Low- and high-dose-rate radiation exposure alters the cellular composition and dynamics of the rat mammary epithelium for weeks preceding carcinogenesis.

In animals, low-dose-rate radiation induces cancer at a reduced rate compared with a high-dose-rate at an identical cumulative dose, although the underlying mechanism is not well understood. The immediate responses of cells to irradiation are well established, including DNA double-strand break repair, cell-cycle arrest and cell death; conversely, the changes in tissues weeks after irradiation are not well understood. We therefore analysed cellular dynamics in rat mammary tissue weeks after high- or low-dose-rate irradiation. We irradiated 5-week-old rats with 2 Gy (30 Gy/h) or 3- to 5-week-old rats with continuous 2 Gy (6 mGy/h).

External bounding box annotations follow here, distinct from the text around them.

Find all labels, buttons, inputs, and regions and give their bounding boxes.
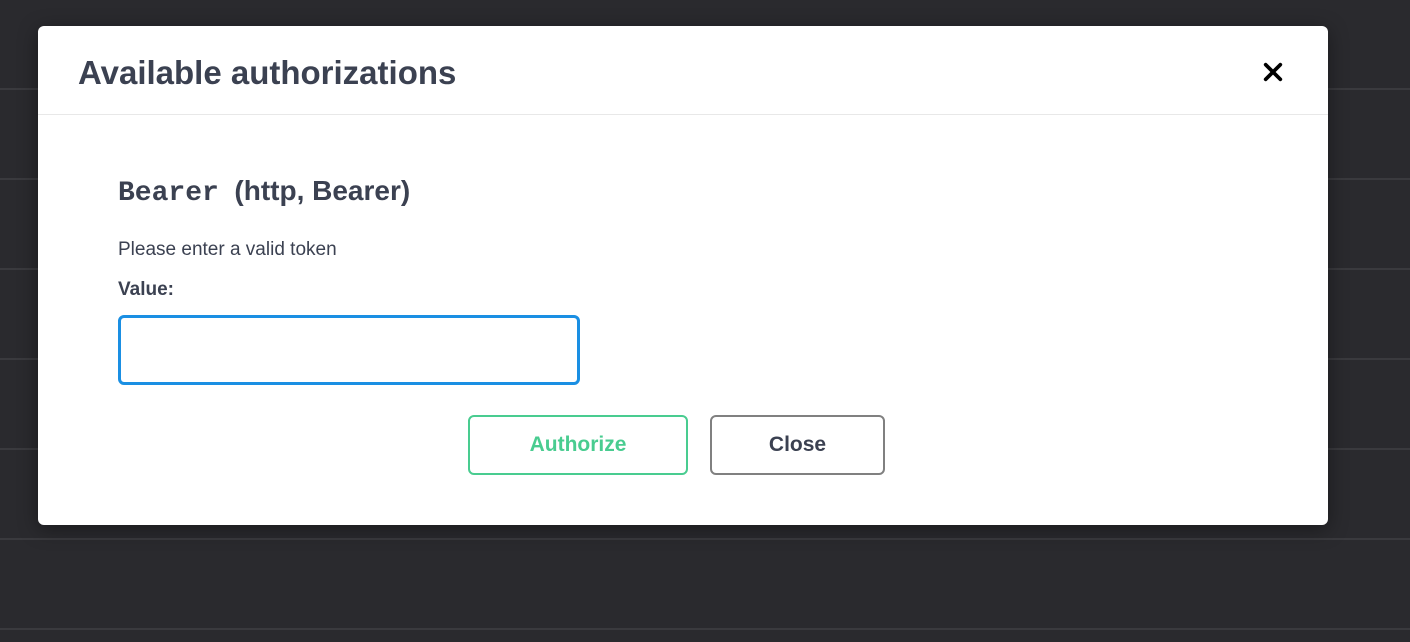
value-label: Value: bbox=[118, 279, 1248, 301]
token-input[interactable] bbox=[118, 315, 580, 385]
auth-scheme-name: Bearer bbox=[118, 178, 219, 209]
modal-body: Bearer (http, Bearer) Please enter a val… bbox=[38, 115, 1328, 475]
auth-scheme-details: (http, Bearer) bbox=[234, 175, 410, 206]
close-button[interactable]: Close bbox=[710, 415, 885, 475]
modal-header: Available authorizations bbox=[38, 26, 1328, 115]
authorize-button[interactable]: Authorize bbox=[468, 415, 688, 475]
auth-description: Please enter a valid token bbox=[118, 239, 1248, 261]
close-modal-button[interactable] bbox=[1258, 57, 1288, 90]
authorization-modal: Available authorizations Bearer (http, B… bbox=[38, 26, 1328, 525]
modal-title: Available authorizations bbox=[78, 54, 456, 92]
button-row: Authorize Close bbox=[468, 415, 1248, 475]
auth-scheme-heading: Bearer (http, Bearer) bbox=[118, 175, 1248, 209]
close-icon bbox=[1262, 61, 1284, 86]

For histological analysis, luminal cells were identified with anti-cytokeratin (CK) 8 + 18; CK8 + 18Low cells are luminal progenitor cells, and CK8 + 18High cells are luminal mature cells. To evaluate cell composition by flow cytometry, epithelial cells were isolated from mammary tissue. The proliferative potential of luminal progenitor cells-as measured by Ki-67 on paraffin sections-decreased 2 weeks after irradiation at either the high- or low-dose rate but recovered to the control level by 4 weeks. No significant difference was observed in the S phase and total cell-cycle length identified by 5-ethynyl-2'-deoxyuridine and 5-bromo-2'-deoxyuridine or cell death marked by cleaved caspase-3 among the dose-rates. Furthermore, the composition of luminal mature cells changed 2-6 weeks after completing the high- and, to a lesser extent, low-dose-rate radiation exposure, indicating potential proliferative stimulation of luminal progenitor cells related to susceptibility to carcinogenesis. These findings suggest that the altered cell composition and dynamics of luminal cells for several weeks contribute to carcinogenesis.